Prerequisites#

Hardware#

Hardware	Optimized Mode (TRT-LLM)
H100 SXM/NVLink/PCIE FP16	✓
A100 SXM/NVLink/PCIE FP16	✓
L40s PCIe FP16	✓
L4	✓
H20	✓
L20	✓
Other Ampere+ SKUs	Functional

Note on modes#

“Optimized Mode” indicates that the full TensorRT‑LLM optimized pipeline is used for best performance. “Functional” indicates the NIM runs end-to-end but may use fallback paths without certain optimizations; expect lower throughput.

Software#

Docker
NVIDIA Container Toolkit
CUDA Drivers (11.8+)

NGC#

Create an NGC account and generate an NGC API key with NGC catalog access.

Authenticate Docker to NGC:

docker login nvcr.io

Username: $oauthtoken

Password: <NGC API key>

Set your API key as an environment variable:
```
export NGC_API_KEY=<your NGC API key>
```

Supported Formats#

Text: UTF-8 strings
Video Codecs: H.264, HEVC, AV1, VP8, VP9, VC1, MPEG4, MPEG2, and MPEG1
Video Submission Methods:
- query request type: Base64-encoded data or presigned URLs
- bulk_video request type: Presigned URLs only (base64 rejected)
Video Length: The recommended length is 15 seconds; the recommended maximum length is 1-2 minutes.

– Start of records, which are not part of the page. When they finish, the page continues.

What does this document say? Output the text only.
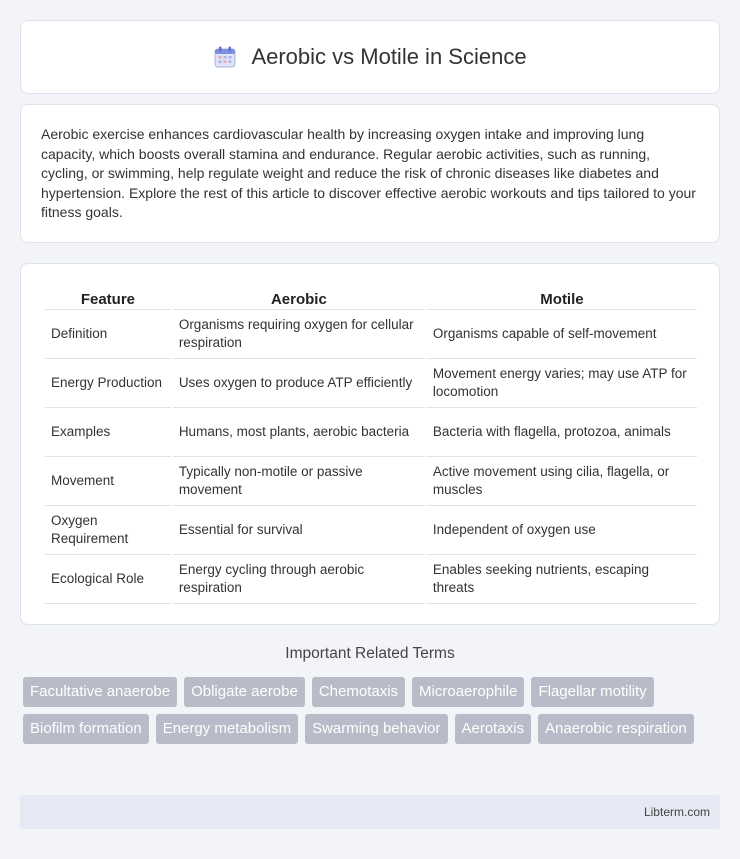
Aerobic vs Motile in Science

Aerobic exercise enhances cardiovascular health by increasing oxygen intake and improving lung capacity, which boosts overall stamina and endurance. Regular aerobic activities, such as running, cycling, or swimming, help regulate weight and reduce the risk of chronic diseases like diabetes and hypertension. Explore the rest of this article to discover effective aerobic workouts and tips tailored to your fitness goals.

Feature	Aerobic	Motile
Definition	Organisms requiring oxygen for cellular respiration	Organisms capable of self-movement
Energy Production	Uses oxygen to produce ATP efficiently	Movement energy varies; may use ATP for locomotion
Examples	Humans, most plants, aerobic bacteria	Bacteria with flagella, protozoa, animals
Movement	Typically non-motile or passive movement	Active movement using cilia, flagella, or muscles
Oxygen Requirement	Essential for survival	Independent of oxygen use
Ecological Role	Energy cycling through aerobic respiration	Enables seeking nutrients, escaping threats
Important Related Terms
Facultative anaerobe	Obligate aerobe	Chemotaxis	Microaerophile	Flagellar motility
Biofilm formation	Energy metabolism	Swarming behavior	Aerotaxis	Anaerobic respiration
Libterm.com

No strict maximum is enforced by the NIM.

Disk and Cache Requirements#

On first run, the container will download model assets. Allow 5-10 GB of free disk space for cache and temporary decode buffers depending on variant and workload.
If you enable a host cache, ensure the directory has read/write permissions for the container user.